The Frenchman resisted the impulse to leap back in surprise, but his eyes narrowed till they were slits in his face. So! This Englishman did not know that this had been the last day of the sacrifices, that at midnight a hecatomb of pigs was to be killed and eaten in the bush in honor of the Ju-Ju. Nor that the king, when he had broached and drunk the cask of rum, would be in a mood to discuss the treaty. Peters evidently was unaware how much his majesty had been affronted by his failure to present him with an umbrella. La! la! Fortune was evidently upon his side. All this flashed through the Frenchman's mind in an instant. A solitary chuckle escaped him, but he turned it into an exclamation of grief, sighed deeply, seated himself upon the bed, and kissed Peters affectionately on either cheek.

"My Peters, my poor friend," he began, "you must not theenk of leaving your tent for ze next two, t'ree days. Ze fever, he is very bad onless you receive him in bed. I shall take care of you."

"You're a good fellow, Raguet," said Peters, wiping his face surreptitiously with the backs of his hands. When his visitor had left he turned over and sank into a half-delirious doze that lasted until the sun sank with appalling suddenness, and night rushed over the land. Tossing upon his bed, all through the velvet darkness he was dimly conscious, through his delirious dreams, of tom-toms beaten in the bush. His throat was parched, and in his dreams he drank greedily from his canteen; but each time that he awoke he saw it hanging empty from the tent flap. Presently a large, bright, yellow object rose up in front of him. Greedily he set his teeth into it; and even as he did so it disappeared, and he awoke, gasping and choking under the broiling blackness.

"I'll have to take that canteen down to the stream and fill it," he muttered, rising unsteadily and proceeding toward the bank. To his surprise he found that rain had fallen. He was treading in ooze, which rose higher and higher until it clogged his footsteps. He struggled, but now it held him fast, and he was sinking slowly, but persistently, now to the waist, now to the shoulders. Frantically he thrust his hands downward to free himself, and withdrew them sticky with—jam! He scooped up great handsful greedily; and even as he raised it to his mouth it vanished, and he awoke once more in his tent.

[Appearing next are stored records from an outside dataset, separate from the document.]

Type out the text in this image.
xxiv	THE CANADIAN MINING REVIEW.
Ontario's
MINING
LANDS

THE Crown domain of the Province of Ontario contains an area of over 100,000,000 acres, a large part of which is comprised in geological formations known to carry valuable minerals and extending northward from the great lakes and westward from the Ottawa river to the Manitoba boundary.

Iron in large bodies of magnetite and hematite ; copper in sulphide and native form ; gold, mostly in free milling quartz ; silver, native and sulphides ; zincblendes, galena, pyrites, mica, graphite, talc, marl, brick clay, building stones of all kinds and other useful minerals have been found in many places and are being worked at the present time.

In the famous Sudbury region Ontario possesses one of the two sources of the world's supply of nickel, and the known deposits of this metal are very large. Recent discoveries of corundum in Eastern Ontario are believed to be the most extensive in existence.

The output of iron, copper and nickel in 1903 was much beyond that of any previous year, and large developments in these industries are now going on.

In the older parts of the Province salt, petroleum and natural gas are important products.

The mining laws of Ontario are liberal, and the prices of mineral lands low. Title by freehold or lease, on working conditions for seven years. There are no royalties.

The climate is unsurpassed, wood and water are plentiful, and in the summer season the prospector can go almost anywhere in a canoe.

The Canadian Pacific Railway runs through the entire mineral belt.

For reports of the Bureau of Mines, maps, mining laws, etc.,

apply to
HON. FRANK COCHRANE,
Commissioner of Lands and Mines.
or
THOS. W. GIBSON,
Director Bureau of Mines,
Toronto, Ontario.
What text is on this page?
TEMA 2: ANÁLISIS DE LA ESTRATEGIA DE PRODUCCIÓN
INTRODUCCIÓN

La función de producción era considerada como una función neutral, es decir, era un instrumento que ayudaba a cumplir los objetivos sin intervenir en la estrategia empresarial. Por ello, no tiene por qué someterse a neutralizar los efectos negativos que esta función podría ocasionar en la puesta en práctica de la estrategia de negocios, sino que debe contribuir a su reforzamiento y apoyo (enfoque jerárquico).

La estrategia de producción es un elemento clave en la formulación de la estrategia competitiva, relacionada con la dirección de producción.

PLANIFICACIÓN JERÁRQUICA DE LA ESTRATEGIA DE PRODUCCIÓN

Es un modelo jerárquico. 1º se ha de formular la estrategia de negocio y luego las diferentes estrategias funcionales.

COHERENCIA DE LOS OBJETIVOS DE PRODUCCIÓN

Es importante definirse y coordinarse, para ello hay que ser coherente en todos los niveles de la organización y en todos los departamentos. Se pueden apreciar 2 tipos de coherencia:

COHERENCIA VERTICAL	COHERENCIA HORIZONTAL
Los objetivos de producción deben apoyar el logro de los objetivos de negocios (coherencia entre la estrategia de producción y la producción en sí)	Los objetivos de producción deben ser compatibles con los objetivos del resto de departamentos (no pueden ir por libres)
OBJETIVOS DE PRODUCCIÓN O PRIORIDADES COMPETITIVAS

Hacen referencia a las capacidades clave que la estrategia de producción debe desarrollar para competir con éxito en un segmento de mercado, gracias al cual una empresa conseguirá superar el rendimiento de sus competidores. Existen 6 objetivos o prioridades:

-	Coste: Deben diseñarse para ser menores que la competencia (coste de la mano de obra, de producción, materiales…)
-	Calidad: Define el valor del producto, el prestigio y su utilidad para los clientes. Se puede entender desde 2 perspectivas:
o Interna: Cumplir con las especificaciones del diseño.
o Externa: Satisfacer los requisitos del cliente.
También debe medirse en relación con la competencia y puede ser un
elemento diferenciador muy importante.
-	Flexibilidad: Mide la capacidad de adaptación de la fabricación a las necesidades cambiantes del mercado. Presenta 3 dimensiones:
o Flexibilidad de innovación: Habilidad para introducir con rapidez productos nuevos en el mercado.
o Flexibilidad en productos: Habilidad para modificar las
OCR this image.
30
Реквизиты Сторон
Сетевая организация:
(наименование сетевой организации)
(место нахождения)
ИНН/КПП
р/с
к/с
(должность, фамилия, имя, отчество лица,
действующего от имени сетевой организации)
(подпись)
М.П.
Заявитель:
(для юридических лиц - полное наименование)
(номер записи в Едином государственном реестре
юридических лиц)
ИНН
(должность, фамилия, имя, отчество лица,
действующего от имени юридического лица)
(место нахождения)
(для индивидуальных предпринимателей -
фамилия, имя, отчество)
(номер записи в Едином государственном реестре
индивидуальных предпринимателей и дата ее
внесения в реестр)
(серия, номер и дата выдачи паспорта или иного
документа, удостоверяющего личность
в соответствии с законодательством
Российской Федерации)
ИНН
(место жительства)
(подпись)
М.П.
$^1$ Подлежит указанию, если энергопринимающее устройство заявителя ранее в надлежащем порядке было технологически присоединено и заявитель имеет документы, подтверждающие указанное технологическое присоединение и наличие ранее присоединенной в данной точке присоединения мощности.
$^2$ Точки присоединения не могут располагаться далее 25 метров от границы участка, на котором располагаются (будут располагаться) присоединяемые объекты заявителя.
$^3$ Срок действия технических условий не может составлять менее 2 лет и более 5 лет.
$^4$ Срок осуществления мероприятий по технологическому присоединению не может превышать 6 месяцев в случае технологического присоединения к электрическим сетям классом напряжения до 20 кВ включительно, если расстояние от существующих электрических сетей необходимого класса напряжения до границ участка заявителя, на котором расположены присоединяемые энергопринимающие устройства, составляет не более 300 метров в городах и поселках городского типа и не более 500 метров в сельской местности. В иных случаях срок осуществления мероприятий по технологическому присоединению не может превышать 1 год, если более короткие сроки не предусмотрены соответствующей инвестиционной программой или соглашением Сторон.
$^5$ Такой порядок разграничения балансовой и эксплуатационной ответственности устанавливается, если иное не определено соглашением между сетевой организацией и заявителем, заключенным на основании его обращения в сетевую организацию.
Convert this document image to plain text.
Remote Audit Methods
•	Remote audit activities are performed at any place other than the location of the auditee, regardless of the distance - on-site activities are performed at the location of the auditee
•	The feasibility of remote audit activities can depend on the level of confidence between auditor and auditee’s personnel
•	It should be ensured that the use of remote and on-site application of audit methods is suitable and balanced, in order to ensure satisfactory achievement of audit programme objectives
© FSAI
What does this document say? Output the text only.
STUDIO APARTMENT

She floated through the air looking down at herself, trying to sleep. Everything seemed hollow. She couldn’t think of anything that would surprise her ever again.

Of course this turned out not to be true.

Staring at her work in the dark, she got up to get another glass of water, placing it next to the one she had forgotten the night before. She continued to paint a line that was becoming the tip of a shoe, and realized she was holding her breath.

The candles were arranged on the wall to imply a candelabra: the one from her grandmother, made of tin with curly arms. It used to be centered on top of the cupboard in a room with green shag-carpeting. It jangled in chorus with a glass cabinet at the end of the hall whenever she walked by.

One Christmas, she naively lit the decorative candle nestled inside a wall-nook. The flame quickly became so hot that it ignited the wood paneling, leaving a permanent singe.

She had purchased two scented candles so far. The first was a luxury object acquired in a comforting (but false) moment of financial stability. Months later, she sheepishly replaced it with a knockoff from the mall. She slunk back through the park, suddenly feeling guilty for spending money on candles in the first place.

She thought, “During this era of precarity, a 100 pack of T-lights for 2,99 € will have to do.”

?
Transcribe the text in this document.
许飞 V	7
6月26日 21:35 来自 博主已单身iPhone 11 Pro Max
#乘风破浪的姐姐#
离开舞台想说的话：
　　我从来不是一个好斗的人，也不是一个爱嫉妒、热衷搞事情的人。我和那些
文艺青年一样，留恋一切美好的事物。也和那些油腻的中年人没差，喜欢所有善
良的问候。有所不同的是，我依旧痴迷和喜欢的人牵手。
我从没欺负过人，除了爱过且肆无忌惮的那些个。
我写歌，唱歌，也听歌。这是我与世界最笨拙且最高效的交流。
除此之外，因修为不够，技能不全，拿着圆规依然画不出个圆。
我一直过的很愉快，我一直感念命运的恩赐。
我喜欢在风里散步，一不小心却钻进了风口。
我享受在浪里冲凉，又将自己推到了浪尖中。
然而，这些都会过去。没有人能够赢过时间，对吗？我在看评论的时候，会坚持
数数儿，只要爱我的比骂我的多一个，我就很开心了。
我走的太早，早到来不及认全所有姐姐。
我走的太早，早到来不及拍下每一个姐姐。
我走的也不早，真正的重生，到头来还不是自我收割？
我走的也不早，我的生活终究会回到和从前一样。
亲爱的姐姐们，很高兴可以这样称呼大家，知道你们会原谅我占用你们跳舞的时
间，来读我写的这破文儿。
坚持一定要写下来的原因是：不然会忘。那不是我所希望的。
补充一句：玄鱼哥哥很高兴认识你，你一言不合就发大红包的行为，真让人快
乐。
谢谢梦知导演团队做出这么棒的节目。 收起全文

He flung himself out of bed with an oath, took down his canteen, and started toward the river. The noise of the tom-toms was louder than ever, proceeding, apparently, from some point in the bush a little to the left of the king's palace. Scrambling and struggling through the thorn thickets, he reached the sandy bed of the stream, filled his water-bottle at a pool, and drank greedily.

It was that still hour of night when the many-voiced clamor of the bush grows hushed, because the lions are coming down to drink at the waters. The rising moon threw a pale light over the land. The tom-toms were still resounding in the bush, but to Peters's distorted mind they took on the sound of ripe mangoes falling to the ground and bursting open as they struck the soil. He counted, "one, two, three," and waited. He counted again. There must be thousands of them. Peters began to edge his way through the reeds in the direction of the sound. After a while he came to a wall of rocks perpendicular and almost insurmountable. He paused and considered, licking his lips greedily as the thud, thud continued, now, apparently, directly in front of him. All at once his eyes, curiously sensitive to external impressions, discovered a little, secret trail between two boulders. He followed it; a great stone revolved at his touch, and he found himself inside the sacred groves. He went on, gulping greedily in anticipation of the feast which awaited him.

Suddenly he stopped short. He had seen something that brought back to him with a rush the realization of his whereabouts. Seated in the shelter of a cactus tree, not fifty yards away, was King Mtetanyanga, wearing his three opera hats, one upon another, in the form of a triple crown, and drinking his own rum with Raguet, under the shade of Raguet's umbrella. Prone at their feet crouched Tom, the interpreter.

"His Majesty say, 'How you fix him Ju-Ju?'" translated Tom.